"Alan" (
z378reply@blueyonder.co.uk) writes:
> <somuchbadkarma@gmail.com> wrote in message
> news:3043d647-1fd4-49fd-a06b-0993c0030562@s37g2000prg.googlegroups.com...
>> So here is the deal, I'm a self taught computer nerd and wish to mess
>> around with small electronics and microcontrollers. I can already
>> write ASM, C, JAVA, and BASIC with C and ASM under GNU/LINUX being my
>> preferred languages. Seems I'd be in luck with the uC because ASM and
>> C are pretty common from the looks of things, I have however a dilemma
>> and I was hoping to find some help from the wisdom of others.
>
> Hi I expect some other people may remember the heated discussions about 20
> years ago,
> about which CPU was best - Z80, 6502, 6800 etc. etc. - we are still waiting
> for an answer

)
>
And thirty years ago, everyone was pretty much starting out. Except for
those with previous computer experience, anyone getting a home computer
was not only learning about their given CPU, but about how to program and
if they were hooking it up to something external, how to do that hardware
and control the interface.
Coding is coding, and once you've picked that up, translation is relatively
easy. Being able to imagine an end product and make it come to pass is
another skill that is transferable.
But "learning about microcontrollers" is a move to hardware in a way that
many that are used to computers nowadays haven't experienced.
My first computer, a KIM-1 back in 1979, was great for such things. It
had a good monitor, so not only could I enter programs without having
to program something (or else create a bootstrap ROM without any experience
with programming) and it allowed me to single step and see how the
instructions operated or set interrupt points so I could run a bit of
code and then stop to see results. It had hardware built in so if I wanted
to play with some LEDs or something else it was realy easy to attach them,
and then play in the software to control them.
And those things are still important, likely more important than which CPU
(and unless the original poster is going to use a 16bit CPU for this project,
any CPU he chooses will be different from what he's used to, unlike the old
days when you picked a CPU for often vague reasons, and used it for everything
because it was more or less as good as anything else, and about the "top of
the line" anyway).
Of course, in the old days there were articles about bootstrapping a CPU.

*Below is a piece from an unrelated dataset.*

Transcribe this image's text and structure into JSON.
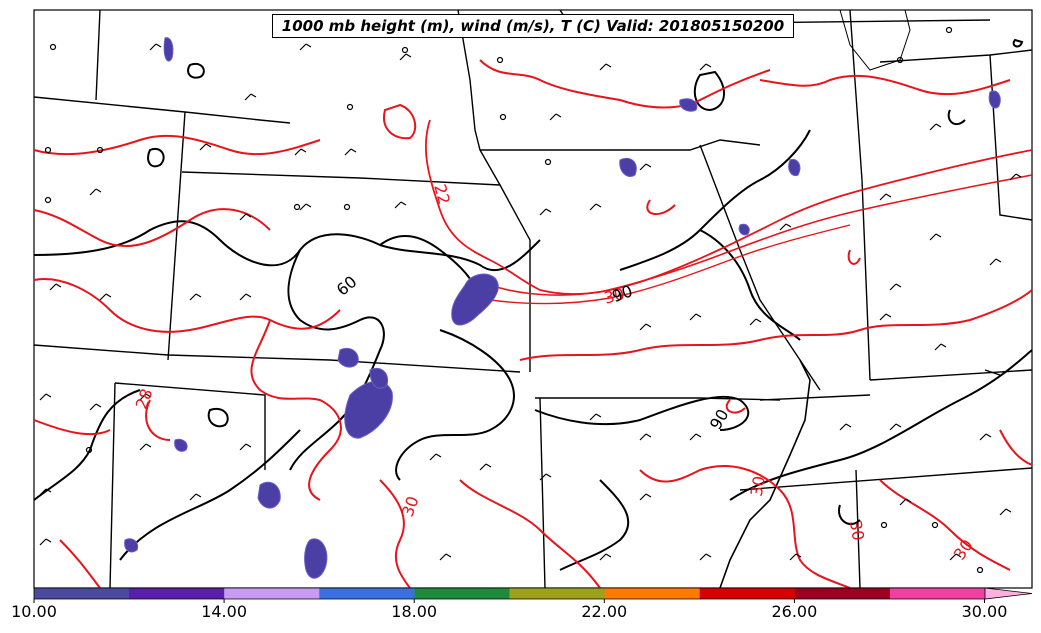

About 1980, Byte ran an article about bootstrapping an 8085, adding
some hardware so it would single step and jamming the databus with NOPs (I
think it was) so the address bus would advance and then one could load
RAM with the desired code (via some circuit board pads and a stylus). Because
of the bootstrapping method, and because the bootstrapping hardware was
simple, you could toss it all together with scraps. I later saw the same
basic concept described in Dr. Dobbs for the 68000. You didn't even need
an eprom programmer or eraser, added things that were some sort of obstacle
for playing on that level.
I'm sure that sort of thing could be done today if desired, though I don't
have the date of the Byte article handy. The simple circuitry to get things
going is a way of getting started with hardware, which often is needed
when using a micrcontroller.
But it is that controlling ot the external hardware that's important in
the learning process. To make liitle bits of circuitry that can be
controlled, and then play with the software to control them. Nowadays,
many don't have that experience, even though they may be writing software,
and modern operating systems tend to isolate the hardware from the software.
You don't have to fiddle with a driver for that serial port, but then you
don't have the experience at controlling the uart.